Although this seems a simple and straightforward definition, there are some intricate decisions in which the different benchmarking tools take into account when collecting the metric. Questions such as, should this average calculation include the time to first token (TTFT) or not? NVIDIA genAI-perf does not, while LLMPerf does include this quantity.

GenAI-Perf defines ITL as follows:

\[\frac{e2e\_ latency\ - \ TTFT}{Total\_ output\_ tokens\ - \ 1}\]

The equation used for this metric does not include the first token (hence subtracts 1 in the denominator). This is done in order to have ITL as a characteristic of only the decoding part of the request processing.

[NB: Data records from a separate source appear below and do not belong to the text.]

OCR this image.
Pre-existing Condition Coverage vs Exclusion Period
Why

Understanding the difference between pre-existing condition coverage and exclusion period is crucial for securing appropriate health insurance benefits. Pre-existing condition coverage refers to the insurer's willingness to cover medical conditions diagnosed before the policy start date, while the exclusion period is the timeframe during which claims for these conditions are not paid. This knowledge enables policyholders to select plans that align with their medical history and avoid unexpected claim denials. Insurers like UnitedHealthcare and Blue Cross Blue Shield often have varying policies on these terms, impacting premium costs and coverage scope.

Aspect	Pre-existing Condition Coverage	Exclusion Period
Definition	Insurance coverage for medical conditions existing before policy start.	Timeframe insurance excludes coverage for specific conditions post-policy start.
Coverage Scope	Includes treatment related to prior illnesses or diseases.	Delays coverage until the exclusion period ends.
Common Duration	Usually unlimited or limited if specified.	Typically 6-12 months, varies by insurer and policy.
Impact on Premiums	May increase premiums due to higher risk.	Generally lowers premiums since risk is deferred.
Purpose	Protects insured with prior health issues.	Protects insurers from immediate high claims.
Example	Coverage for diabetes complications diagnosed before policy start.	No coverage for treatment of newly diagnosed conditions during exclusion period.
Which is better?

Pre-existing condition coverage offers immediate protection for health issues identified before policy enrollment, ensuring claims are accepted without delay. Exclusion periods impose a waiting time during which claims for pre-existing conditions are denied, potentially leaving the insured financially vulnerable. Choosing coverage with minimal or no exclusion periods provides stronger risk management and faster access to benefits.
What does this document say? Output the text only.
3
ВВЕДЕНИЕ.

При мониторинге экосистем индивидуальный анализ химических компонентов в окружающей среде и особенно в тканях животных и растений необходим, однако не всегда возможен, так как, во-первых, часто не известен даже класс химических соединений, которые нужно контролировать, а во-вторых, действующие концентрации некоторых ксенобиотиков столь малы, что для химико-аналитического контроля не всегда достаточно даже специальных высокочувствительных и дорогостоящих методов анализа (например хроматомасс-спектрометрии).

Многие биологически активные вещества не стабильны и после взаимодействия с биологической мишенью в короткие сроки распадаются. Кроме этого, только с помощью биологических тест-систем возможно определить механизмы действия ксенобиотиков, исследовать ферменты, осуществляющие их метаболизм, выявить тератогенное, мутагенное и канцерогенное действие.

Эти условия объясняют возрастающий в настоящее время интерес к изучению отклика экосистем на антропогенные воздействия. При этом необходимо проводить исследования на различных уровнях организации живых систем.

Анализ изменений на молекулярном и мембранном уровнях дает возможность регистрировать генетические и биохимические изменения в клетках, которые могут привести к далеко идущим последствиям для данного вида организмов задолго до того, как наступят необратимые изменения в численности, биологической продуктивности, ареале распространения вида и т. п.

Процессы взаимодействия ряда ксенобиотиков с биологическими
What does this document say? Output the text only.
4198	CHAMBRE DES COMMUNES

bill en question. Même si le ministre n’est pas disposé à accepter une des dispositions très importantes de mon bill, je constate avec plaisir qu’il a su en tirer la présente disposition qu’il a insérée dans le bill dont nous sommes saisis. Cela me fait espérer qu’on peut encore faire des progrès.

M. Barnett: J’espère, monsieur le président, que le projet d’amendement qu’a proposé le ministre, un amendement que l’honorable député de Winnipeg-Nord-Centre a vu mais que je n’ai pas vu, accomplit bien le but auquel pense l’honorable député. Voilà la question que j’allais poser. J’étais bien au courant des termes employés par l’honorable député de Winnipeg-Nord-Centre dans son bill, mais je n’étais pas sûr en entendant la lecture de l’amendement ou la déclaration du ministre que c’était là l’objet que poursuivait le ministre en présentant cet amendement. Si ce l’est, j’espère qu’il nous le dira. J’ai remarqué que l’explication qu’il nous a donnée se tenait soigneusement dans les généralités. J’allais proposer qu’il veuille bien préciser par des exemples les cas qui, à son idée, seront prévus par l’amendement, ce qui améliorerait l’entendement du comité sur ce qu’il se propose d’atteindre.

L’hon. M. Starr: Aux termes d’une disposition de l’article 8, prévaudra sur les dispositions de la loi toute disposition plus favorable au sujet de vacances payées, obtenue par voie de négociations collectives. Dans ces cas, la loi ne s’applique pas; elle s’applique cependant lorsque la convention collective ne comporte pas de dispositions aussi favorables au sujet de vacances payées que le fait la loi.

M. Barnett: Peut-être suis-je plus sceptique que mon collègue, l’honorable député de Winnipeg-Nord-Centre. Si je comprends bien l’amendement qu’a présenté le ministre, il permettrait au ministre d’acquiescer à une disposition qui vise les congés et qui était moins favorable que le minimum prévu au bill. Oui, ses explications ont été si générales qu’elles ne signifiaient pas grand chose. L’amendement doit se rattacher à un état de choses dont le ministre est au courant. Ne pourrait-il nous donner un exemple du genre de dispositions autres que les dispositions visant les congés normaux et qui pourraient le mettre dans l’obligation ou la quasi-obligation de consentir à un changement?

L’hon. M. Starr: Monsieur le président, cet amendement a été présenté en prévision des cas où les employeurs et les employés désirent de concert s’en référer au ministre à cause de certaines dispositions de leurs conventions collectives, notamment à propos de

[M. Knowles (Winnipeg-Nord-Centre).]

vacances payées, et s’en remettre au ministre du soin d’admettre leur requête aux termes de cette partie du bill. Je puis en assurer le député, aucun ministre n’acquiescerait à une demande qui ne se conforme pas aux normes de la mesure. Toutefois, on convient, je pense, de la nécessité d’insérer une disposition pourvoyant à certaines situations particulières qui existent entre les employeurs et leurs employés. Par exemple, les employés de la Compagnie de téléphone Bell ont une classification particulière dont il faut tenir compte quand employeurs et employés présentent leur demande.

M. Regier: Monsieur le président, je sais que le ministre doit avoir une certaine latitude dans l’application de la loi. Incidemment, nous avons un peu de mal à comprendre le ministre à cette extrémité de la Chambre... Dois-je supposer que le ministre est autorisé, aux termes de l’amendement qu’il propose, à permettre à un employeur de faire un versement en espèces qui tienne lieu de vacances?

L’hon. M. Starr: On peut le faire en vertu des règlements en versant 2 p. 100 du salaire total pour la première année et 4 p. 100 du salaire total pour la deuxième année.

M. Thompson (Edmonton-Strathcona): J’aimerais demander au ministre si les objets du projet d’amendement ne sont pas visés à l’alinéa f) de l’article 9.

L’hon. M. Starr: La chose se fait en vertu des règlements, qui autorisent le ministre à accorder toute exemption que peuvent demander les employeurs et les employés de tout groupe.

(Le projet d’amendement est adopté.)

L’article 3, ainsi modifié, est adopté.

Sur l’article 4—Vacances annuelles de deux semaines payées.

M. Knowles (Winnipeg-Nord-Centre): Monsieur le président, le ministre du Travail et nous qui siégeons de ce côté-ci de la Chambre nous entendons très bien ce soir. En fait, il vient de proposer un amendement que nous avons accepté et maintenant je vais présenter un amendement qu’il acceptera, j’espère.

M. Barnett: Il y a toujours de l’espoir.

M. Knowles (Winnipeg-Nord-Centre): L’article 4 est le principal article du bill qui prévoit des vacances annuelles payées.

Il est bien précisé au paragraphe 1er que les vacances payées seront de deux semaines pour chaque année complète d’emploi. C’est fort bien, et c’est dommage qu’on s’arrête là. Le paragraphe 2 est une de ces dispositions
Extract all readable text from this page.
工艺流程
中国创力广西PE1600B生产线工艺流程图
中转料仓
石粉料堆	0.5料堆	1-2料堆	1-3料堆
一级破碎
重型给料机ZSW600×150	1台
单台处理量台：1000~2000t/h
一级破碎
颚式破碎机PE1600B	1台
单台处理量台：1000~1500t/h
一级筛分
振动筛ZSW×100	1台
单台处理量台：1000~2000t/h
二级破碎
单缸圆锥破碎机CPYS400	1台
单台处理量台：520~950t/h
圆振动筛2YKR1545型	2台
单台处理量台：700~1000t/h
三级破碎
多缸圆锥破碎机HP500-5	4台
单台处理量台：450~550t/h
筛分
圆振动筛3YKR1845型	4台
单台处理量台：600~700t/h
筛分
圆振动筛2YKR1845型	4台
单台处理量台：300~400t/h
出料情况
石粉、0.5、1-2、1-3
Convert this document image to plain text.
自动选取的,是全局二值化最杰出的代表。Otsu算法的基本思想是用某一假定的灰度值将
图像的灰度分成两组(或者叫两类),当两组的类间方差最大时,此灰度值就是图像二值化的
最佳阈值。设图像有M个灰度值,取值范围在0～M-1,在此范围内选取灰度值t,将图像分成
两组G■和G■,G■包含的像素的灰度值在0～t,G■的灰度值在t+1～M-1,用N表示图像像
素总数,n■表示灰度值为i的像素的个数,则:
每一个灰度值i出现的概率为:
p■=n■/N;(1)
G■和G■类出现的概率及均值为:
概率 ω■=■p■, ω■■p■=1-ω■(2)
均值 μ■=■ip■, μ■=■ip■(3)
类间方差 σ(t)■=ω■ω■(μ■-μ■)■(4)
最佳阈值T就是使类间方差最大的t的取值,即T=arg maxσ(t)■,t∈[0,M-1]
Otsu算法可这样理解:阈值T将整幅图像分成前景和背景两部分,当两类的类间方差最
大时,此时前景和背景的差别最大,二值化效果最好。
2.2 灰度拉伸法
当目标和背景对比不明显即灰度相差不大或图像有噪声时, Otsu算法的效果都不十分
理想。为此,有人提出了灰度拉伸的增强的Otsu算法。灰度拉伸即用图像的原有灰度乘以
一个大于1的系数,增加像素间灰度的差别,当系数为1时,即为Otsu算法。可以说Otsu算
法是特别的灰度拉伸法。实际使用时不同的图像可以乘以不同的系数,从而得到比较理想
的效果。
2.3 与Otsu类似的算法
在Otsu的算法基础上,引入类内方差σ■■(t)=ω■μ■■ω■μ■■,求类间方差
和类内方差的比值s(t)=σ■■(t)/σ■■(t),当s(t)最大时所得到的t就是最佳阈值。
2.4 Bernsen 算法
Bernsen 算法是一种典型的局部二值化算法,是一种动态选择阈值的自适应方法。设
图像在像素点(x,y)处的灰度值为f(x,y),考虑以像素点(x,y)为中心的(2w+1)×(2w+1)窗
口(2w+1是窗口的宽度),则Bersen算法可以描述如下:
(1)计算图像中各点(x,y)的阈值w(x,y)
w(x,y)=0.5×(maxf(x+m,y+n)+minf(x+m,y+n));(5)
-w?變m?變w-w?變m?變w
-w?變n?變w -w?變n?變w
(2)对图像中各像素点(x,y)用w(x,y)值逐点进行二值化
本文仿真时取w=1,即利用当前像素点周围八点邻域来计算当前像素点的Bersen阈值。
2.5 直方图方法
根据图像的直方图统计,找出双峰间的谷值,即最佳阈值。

It is important to note that with longer output sequences, the KV cache grows and hence the memory cost. The cost of attention computation also grows: for each new token, this cost is linear in the length of the input + output sequence so far (but this computation is generally not compute-bound). Consistent inter-token latencies signifies an efficient memory management, better memory bandwidth as well as efficient attention computation.

Total TPS per system represents the total output tokens per seconds throughput, accounting for all the requests happening simultaneously. As the number of requests increases, the total TPS per system increases, until it reaches a saturation point for all the available GPU compute resources, beyond which it might decrease.

Given the following timeline of the entire benchmark with n total requests.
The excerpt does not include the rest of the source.